Born in County Durham in 1806, her poetry was popular both in the UK and the US during her lifetime.
Her poetry touched on a wide range of issues, from the abolition of slavery to the need for a reform in child labour legislation.
In 1856 she wrote one of her best-known works, Aurora Leigh, an epic poem written across nine books.
Educated at home, she went on to marry fellow poet Robert Browning.
During her lifetime Barrett Browning's poetry was held in greater esteem than her husband's, and she rivalled Tennyson as a candidate for Poet Laureate after Wordsworth’s death.
On the 208th anniversary of her birth, we’ve rounded up extracts from some of her most famous poems below.
1. Number 43, Sonnets from the Portugese
Taken from Barrett Browning’s book of 44 sonnets, the opening lines of Number 43 are among the most famous written in the English language
“How do I love thee? Let me count the ways.

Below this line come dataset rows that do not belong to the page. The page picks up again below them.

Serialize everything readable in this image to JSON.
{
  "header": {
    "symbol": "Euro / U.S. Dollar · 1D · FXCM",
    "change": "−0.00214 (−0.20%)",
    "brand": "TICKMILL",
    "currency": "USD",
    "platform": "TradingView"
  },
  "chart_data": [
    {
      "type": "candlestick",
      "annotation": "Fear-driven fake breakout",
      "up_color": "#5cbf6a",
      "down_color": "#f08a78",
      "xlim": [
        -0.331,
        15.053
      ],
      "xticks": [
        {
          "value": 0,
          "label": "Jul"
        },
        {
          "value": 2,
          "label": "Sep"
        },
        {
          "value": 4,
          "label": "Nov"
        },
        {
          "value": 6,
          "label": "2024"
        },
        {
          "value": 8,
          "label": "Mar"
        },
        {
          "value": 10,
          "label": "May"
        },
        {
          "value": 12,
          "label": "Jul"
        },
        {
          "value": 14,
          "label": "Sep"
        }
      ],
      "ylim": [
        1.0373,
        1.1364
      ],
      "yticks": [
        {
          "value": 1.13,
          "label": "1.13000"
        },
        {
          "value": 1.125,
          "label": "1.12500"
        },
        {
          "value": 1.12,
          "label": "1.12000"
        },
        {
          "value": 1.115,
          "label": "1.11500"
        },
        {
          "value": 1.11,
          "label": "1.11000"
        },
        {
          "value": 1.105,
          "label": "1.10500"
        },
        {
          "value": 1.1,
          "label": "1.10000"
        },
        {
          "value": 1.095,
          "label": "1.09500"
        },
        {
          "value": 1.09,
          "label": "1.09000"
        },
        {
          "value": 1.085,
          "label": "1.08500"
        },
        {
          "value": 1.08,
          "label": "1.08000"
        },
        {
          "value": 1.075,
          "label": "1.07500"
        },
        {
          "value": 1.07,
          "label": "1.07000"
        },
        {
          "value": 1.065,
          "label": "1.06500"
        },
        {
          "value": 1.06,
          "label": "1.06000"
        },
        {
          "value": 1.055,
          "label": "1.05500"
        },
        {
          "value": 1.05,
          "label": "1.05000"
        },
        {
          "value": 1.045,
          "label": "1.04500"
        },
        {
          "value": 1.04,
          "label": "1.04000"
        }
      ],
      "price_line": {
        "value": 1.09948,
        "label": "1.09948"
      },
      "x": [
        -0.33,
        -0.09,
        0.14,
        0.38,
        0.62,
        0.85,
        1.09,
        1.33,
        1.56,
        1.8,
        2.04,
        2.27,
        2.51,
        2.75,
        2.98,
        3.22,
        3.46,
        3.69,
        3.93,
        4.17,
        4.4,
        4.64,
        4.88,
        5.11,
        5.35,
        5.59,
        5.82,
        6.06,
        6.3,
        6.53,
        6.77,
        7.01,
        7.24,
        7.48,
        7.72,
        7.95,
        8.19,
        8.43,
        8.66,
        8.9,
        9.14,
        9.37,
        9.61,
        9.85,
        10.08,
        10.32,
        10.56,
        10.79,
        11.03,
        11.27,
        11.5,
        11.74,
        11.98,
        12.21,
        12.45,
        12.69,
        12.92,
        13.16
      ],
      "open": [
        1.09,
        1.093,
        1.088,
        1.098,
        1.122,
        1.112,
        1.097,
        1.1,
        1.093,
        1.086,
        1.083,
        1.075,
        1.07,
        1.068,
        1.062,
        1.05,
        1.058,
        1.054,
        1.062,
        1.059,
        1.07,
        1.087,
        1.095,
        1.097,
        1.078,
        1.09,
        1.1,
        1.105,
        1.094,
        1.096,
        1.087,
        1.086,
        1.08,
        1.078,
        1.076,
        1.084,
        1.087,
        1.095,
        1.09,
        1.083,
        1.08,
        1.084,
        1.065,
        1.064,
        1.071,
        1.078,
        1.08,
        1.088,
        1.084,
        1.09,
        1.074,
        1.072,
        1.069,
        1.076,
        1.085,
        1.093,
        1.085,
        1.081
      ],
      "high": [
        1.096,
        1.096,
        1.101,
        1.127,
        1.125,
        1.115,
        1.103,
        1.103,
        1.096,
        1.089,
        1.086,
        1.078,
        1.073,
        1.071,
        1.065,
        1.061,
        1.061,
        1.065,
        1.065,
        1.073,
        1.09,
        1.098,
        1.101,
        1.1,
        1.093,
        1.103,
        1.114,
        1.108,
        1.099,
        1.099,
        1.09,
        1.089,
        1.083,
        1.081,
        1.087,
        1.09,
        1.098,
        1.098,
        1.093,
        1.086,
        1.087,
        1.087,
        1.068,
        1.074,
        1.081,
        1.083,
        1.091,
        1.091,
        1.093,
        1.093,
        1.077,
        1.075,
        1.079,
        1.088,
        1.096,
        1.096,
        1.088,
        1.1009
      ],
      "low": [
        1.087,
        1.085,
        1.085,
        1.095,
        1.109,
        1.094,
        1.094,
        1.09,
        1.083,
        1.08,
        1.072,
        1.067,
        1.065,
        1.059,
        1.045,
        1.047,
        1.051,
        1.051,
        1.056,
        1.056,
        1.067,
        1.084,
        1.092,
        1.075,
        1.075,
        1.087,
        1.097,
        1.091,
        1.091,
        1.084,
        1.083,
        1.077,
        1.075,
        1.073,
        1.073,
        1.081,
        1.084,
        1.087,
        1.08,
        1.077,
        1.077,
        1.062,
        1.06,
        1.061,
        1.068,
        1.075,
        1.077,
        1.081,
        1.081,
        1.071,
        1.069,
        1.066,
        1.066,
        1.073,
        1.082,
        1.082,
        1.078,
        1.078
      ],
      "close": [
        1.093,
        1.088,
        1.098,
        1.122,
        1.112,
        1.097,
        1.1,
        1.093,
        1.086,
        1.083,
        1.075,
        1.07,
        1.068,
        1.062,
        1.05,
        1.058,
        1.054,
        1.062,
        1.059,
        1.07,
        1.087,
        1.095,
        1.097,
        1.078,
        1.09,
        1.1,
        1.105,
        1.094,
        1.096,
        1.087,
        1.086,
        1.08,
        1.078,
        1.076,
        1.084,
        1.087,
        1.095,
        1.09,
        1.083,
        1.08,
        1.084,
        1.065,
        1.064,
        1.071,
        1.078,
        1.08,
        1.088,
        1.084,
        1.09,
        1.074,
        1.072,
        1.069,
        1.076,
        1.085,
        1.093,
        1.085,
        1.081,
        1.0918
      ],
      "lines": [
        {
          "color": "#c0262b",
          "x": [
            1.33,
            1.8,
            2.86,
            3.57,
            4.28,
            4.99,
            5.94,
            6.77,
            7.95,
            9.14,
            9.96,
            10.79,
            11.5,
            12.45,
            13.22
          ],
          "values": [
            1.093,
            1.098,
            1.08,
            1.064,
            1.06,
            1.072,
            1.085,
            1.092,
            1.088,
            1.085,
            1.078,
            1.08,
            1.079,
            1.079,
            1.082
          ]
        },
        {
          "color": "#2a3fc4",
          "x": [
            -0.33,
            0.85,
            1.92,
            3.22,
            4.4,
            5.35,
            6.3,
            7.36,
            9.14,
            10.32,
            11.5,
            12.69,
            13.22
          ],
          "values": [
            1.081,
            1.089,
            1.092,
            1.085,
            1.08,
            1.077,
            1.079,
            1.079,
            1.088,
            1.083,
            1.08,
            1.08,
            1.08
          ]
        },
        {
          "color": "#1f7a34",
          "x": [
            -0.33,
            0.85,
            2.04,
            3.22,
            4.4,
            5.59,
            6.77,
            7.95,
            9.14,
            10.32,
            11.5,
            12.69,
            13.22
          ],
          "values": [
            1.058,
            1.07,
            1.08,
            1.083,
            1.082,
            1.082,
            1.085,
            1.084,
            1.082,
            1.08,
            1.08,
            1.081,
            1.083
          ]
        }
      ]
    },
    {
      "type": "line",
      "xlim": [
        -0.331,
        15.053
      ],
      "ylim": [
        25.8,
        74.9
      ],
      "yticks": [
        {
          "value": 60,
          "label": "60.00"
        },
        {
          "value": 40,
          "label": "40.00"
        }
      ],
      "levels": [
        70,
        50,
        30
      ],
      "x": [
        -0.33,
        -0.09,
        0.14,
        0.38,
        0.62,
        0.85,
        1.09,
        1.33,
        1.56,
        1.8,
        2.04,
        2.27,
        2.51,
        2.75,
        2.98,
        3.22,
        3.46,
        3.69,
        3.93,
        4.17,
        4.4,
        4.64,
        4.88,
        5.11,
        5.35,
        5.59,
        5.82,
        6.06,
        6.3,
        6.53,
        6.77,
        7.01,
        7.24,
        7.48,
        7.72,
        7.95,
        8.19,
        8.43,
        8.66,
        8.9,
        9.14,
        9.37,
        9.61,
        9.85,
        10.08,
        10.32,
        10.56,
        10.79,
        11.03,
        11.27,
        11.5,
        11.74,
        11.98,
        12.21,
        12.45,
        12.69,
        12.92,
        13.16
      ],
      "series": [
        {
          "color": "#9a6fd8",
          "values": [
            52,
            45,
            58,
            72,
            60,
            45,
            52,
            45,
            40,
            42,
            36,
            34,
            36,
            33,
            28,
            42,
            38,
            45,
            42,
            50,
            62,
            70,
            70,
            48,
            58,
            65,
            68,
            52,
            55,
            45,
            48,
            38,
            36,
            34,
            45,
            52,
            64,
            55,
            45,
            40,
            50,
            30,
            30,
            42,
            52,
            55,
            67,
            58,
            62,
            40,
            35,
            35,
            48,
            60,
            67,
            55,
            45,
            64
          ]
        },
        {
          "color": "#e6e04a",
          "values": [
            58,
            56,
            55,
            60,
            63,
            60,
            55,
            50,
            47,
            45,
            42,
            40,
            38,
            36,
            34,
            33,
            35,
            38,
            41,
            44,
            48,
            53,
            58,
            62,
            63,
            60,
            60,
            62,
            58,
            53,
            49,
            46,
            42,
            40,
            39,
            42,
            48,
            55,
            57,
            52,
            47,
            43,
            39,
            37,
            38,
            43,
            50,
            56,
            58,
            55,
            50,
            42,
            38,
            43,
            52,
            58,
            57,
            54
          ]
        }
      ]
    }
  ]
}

I love thee to the depth and breadth and height
My soul can reach, when feeling out of sight
For the ends of Being and ideal Grace.
I love thee to the level of everyday's
Most quiet need, by sun and candlelight.
I love thee freely, as men strive for Right;
I love thee purely, as they turn from Praise.
I love thee with the passion put to use
In my old griefs, and with my childhood's faith.
I love thee with a love I seemed to lose
With my lost saints,—I love thee with the breath,
Smiles, tears, of all my life!—and, if God choose,
I shall but love thee better after death.”
2. The Cry of the Children
One of Barrett Browning’s poems that expose the conditions of child labour during the Victorian era.
“Alas, the wretched children ! they are seekin
Death in life, as best to have !
They are binding up their hearts away from breaking
With a cerement from the grave.
Go out, children, from the mine and from the city —
Sing out, children, as the little thrushes do —
Pluck you handfuls of the meadow-cowslips pretty
Laugh aloud, to feel your fingers let them through !
But they answer, “ Are your cowslips of the meadows
Like our weeds anear the mine ?
Leave us quiet in the dark of the coal-shadows,
From your pleasures fair and fine!”
3. Aurora Leigh
Barrett Browning’s epic poem touched on a number of themes, including the difficulties Victorian women faced in a world were men were considered to be the superior sex.
“Ass or angel, 'tis the same:
A woman cannot do the thing she ought,
Which means whatever perfect thing she can,
In life, in art, in science, but she fears
To let the perfect action take her part
And rest there: she must prove what she can do
Before she does it,-prate of woman's rights,
Of woman's mission, woman's function, till
The men (who are prating, too, on their side) cry,
'A woman's function plainly is . . to talk.”
4. A Curse of A Nation
This antislavery poem was published in Poems before Congress, a small volume of political poems most of which were written about Italian politics.
“Ye shall watch while nations strive
With the bloodhounds, die or survive,
Drop faint from their jaws,
Or throttle them backward to death;
And only under your breath
Shall favor the cause.
This is the curse. Write.
“Ye shall watch while strong men draw
The nets of feudal law
To strangle the weak;
And, counting the sin for a sin,
Your soul shall be sadder within
Than the word ye shall speak.
This is the curse. Write.”
5. A Musical Instrument
One of Barrett Browning’s best-known poems, “A Musical Instrument” is about the pain a true artist is destined suffer in order to practise his or her art.
"Yet half a beast is the great god Pan,
To laugh as he sits by the river,
Making a poet out of a man :
The true gods sigh for the cost and pain, -
For the reed which grows nevermore again
As a reed with the reeds in the river."